In the literature, studies have generally examined the correlation between perfusion MRI parameters (rCBV, rCBF, MTT, etc.). rCBV and rCBF values have been shown to have a positive correlation [16]. The current study results are consistent with the literature. Both in whole population and in all of the subgroups, rCBV and rCBF values had a positive correlation. No study could be found which gave information about the correlation between perfusion and permeability MRI parameters. According to the current study data, a positive correlation was present between all parameters in the whole study population. However, this correlation was not present in all the subgroups. Especially in high-grade gliomas, no correlation could be detected between perfusion and permeability parameters. It was concluded that in high-grade gliomas, the changes of blood flow (represented with perfusion parameters) and micro vascular permeability (represented with permeability parameters) do not happen in a balanced manner. Further studies on the molecular/tissue basis will be able to clarify the pathogenesis. It can be concluded that for more precise grading, especially in high-grade cases, combining permeability and perfusion techniques can increase accuracy.
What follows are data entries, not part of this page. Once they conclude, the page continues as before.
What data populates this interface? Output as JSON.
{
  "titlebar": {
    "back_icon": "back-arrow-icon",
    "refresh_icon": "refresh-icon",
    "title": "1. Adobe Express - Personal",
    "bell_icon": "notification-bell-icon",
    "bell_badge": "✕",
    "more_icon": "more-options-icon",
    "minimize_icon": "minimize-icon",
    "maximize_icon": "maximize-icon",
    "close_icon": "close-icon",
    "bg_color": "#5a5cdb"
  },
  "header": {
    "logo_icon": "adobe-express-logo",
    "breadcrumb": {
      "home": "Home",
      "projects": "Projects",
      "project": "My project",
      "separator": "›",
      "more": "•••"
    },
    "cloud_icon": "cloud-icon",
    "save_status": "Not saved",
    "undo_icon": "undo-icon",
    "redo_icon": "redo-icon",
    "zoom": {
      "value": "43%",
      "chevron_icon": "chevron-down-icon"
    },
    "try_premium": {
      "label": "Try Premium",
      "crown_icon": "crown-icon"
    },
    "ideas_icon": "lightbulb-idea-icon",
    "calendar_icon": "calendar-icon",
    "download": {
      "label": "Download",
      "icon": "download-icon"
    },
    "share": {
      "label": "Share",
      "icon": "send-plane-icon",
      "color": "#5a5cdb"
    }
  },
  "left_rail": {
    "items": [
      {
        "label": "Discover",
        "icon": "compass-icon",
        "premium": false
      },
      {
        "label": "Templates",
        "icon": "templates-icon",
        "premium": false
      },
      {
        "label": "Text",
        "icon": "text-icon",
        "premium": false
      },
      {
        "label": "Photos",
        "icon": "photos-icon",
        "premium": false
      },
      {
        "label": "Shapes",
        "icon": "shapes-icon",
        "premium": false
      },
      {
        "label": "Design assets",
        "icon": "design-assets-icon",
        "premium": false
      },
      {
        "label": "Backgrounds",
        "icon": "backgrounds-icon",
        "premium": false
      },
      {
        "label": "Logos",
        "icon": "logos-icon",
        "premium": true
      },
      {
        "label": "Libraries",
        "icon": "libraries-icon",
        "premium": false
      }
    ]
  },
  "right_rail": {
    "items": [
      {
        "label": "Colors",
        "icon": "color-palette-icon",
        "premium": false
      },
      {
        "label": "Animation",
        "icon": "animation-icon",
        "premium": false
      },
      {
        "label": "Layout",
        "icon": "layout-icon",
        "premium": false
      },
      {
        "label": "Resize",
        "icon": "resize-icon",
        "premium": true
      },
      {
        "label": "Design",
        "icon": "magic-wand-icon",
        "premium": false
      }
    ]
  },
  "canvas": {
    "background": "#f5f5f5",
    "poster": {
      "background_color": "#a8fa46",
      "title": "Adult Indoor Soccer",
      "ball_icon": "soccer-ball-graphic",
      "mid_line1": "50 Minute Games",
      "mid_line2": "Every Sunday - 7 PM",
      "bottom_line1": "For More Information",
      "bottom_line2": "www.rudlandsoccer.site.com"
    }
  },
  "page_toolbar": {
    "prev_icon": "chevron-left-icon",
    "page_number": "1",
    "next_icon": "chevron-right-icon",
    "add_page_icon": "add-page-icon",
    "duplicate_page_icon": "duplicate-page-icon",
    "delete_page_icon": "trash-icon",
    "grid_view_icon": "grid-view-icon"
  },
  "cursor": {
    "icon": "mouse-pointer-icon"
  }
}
The study has some limitations. As the study focused on the differentiation of glioma grades, the performance of perfusion and permeability MRI could not be evaluated in the differentiation of tumoral and non-tumoral cases. The grade 1 and grade 2 subgroups had to be combined because of the small number of grade 1 glioma cases. Therefore, results cannot be defined independently for grade 1 and 2 tumors. The data of only one perfusion and permeability MRI examination were available for each case. Evaluation of follow-up results could have an effect on the performance of the methods.

Conclusion

Both perfusion and permeability MRI methods are sufficient and successful in the non-invasive differentiation of high- and low-grade gliomas. In addition, they can be used to differentiate grade 3 and grade 4 glioma cases. Especially in high-grade glioma cases, the use of both techniques could provide more accurate grading.